Traditionally, Fibromyalgia (FM) fell under the scope of rheumatologists. But today, primary care doctors, podiatrists, osteopaths, psychiatrists, neurologists, nurse practitioners, naturopaths and pain specialists are overseeing long-term FM and CFS/ME treatment.

Many rheumatologists have big, demanding patient loads. Some prefer to treat only autoimmune disorders like lupus and rheumatoid arthritis. Ideally, you would like to have one provider take care of you. If you can't get that, the next best option is a treatment team - a provider who manages your long-term FM and/or CFS/ME treatment, plus therapists who address special problems.

For Long-term FM and/or CFS/ME treatment: Talk to doctors of osteopathy (DO), primary care physicians, nurse practitioners. If you're seeing a podiatrist, psychiatrist, or neurologist, talk to them about your overall condition.

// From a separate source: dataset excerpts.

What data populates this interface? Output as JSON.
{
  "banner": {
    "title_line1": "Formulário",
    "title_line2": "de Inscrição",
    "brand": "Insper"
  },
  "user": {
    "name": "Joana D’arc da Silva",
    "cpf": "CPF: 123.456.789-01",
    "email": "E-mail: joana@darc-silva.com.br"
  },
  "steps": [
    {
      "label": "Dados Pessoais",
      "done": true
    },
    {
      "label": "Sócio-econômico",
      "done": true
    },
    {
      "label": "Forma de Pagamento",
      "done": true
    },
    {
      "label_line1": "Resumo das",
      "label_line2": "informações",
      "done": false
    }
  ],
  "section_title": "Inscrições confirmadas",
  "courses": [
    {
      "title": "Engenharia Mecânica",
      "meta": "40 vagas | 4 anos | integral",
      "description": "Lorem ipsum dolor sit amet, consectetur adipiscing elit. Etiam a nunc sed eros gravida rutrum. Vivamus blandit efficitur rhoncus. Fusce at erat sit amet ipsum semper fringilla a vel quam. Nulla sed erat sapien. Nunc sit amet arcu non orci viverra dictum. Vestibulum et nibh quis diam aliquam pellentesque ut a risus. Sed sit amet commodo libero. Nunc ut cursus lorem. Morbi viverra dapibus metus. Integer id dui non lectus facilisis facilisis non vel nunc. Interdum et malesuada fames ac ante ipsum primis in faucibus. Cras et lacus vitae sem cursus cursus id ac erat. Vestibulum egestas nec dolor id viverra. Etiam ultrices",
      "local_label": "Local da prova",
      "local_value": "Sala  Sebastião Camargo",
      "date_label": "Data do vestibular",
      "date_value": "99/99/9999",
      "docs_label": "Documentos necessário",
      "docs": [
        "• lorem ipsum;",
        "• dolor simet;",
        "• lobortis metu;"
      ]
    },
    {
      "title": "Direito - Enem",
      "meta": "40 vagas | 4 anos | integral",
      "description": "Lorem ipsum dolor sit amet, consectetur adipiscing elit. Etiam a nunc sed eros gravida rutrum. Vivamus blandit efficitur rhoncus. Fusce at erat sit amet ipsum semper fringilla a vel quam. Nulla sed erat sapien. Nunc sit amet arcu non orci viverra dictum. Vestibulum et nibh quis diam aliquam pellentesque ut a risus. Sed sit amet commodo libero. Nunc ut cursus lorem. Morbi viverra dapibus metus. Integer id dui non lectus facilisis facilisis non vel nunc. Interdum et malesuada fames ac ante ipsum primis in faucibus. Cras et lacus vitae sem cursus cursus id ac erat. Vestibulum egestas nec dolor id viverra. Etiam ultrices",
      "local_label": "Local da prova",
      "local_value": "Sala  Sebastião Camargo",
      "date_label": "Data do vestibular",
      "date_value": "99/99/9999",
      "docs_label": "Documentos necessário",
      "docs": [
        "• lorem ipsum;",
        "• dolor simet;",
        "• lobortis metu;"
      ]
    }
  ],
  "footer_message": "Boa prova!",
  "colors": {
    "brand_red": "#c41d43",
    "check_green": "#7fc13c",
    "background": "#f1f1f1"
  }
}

For short-term therapy: You will likely need physical, occupational, speech, and cognitive therapists who can treat certain aspects of your illness. You won't see them long-term, just for awhile to get exercises you can do on your own.


Doctors are people too. They're all fallible, and no one doctor can possibly keep up with all the new medical information coming out. Doctors, like the rest of us, have personal opinions and attitudes. They can't be totally unbiased or free of pre-judgments. If your doctor can't deal with your real medical problems, seek help elsewhere!